Sur le problème de la crise libyenne et des avanies essuyées par l’UA dans sa tentative avortée de jouer le rôle de médiatrice entre les protagonistes, de chaudes empoignades sont à prévoir à Addis-Abeba. L’humiliation de l’Union africaine a été facilitée parce que, si officiellement son plan de paix avait l’appui de tous ses pays membres, certains d’entre eux l’ont rendu caduc en donnant leur caution à la solution mise en œuvre dans les conditions discutables que l’on sait par ces grandes puissances. Il va falloir que les chefs d’Etat et de gouvernement africains conviennent d’en finir avec le double langage qui caractérise la voix du continent et donc que certains d’entre eux cessent de contredire les positions officielles de l’Union adoptées avec leur accord, en défendant celles émanant de puissances extra continentales. Ce double langage auquel certains Etats africains se livrent s’est vérifié dans d’autres crises ou affaires concernant le continent.
Il en est de même, par exemple, concernant le conflit sahraoui. Dans celui-ci, officiellement, l’Union africaine reconnaît sans ambiguïté la légitimité de l’Etat sahraoui, représenté par le Polisario, et lui accorde le statut de membre de l’Union. Dans les faits, si le Maroc – qui a pour cette raison quitté l’OUA, ancêtre de l’UA – s’obstine à nier l’existence de cet Etat sahraoui et continue l’occupation de son territoire, c’est en partie parce qu’il bénéficie de la complicité diplomatique d’Etats africains qui appuient sa thèse annexionniste dans les forums et arènes internationaux. Il est temps par conséquent que les Etats africains rompent avec la pratique du double langage, s’ils veulent que leur Union soit prise au sérieux sur la scène internationale et que ses plans et initiatives n’aient pas à subir le discrédit de n’être pas expressifs d’une volonté africaine commune.
C’est dans ce contexte international et continental – qui a valu à l’Union africaine l’humiliation de se voir signifier son inconsistance et sa faiblesse à s’imposer en tant qu’acteur agissant dans les conflits dont le continent africain est le théâtre -, que le sommet de ses chefs d’Etat et de gouvernement va devoir procéder à l’élection du nouveau président de sa commission exécutive, à choisir entre le sortant Jean Ping, qui brique sa propre succession, et sa compétitrice, la Sud-Africaine Nkhozazana Dlamini Zuma, représentante d’un pays qui a fait feu de tout bois pour faire accepter à la communauté internationale le plan de paix pour la Libye de l’Union africaine.
A tort où a raison, Jean Ping essuye le reproche formulé contre lui par certains Etats membres d’avoir une part de responsabilité dans « l’affront et l’humiliation » subis par l’Union dans la crise libyenne.
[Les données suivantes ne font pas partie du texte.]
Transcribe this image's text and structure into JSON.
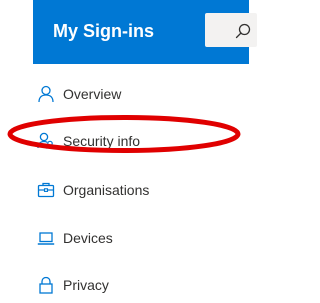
{
  "header": {
    "title": "My Sign-ins",
    "search_icon": "search-icon"
  },
  "nav": {
    "items": [
      {
        "label": "Overview",
        "icon": "person-icon"
      },
      {
        "label": "Security info",
        "icon": "person-key-icon"
      },
      {
        "label": "Organisations",
        "icon": "briefcase-icon"
      },
      {
        "label": "Devices",
        "icon": "laptop-icon"
      },
      {
        "label": "Privacy",
        "icon": "lock-icon"
      }
    ]
  },
  "annotation": {
    "highlight_color": "#e00000",
    "highlighted_item": "Security info"
  },
  "colors": {
    "accent": "#0078d4",
    "icon": "#0078d4",
    "text": "#323130"
  }
}
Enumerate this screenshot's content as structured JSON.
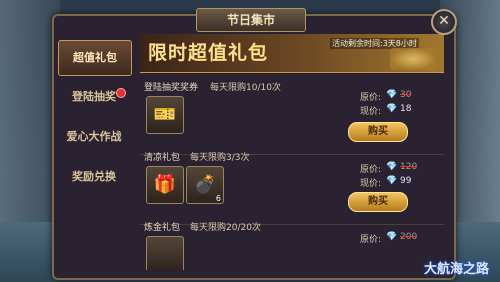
{
  "window": {
    "title": "节日集市",
    "close_glyph": "✕"
  },
  "sidebar": {
    "tabs": [
      {
        "label": "超值礼包",
        "active": true,
        "badge": false
      },
      {
        "label": "登陆抽奖",
        "active": false,
        "badge": true
      },
      {
        "label": "爱心大作战",
        "active": false,
        "badge": false
      },
      {
        "label": "奖励兑换",
        "active": false,
        "badge": false
      }
    ]
  },
  "banner": {
    "title": "限时超值礼包",
    "countdown": "活动剩余时间:3天8小时"
  },
  "labels": {
    "original": "原价:",
    "current": "现价:",
    "buy": "购买"
  },
  "items": [
    {
      "name": "登陆抽奖奖券",
      "limit": "每天限购10/10次",
      "original_price": "30",
      "current_price": "18",
      "slots": [
        {
          "icon": "ticket-icon",
          "glyph": "🎫",
          "count": ""
        }
      ]
    },
    {
      "name": "清凉礼包",
      "limit": "每天限购3/3次",
      "original_price": "120",
      "current_price": "99",
      "slots": [
        {
          "icon": "gift-box-icon",
          "glyph": "🎁",
          "count": ""
        },
        {
          "icon": "cannon-icon",
          "glyph": "💣",
          "count": "6"
        }
      ]
    },
    {
      "name": "炼金礼包",
      "limit": "每天限购20/20次",
      "original_price": "200",
      "current_price": "",
      "slots": []
    }
  ],
  "logo": "大航海之路",
  "colors": {
    "accent": "#f4c55c",
    "gem": "#7fc8ff",
    "badge": "#e33030"
  }
}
C’est dire que sa reconduction va faire débat au sommet, ce qui fait présager aux observateurs que le vote sera en l’occurrence très serré.
Concernant la position qu’exprimera sur ce sujet l’Algérie, que représente au sommet son Premier ministre, il semble qu’elle sera celle du soutien à Jean Ping pour s’assurer la reconduction de son représentant, Ramtane Lamamra, au poste stratégique de Commissaire à la paix et à la sécurité.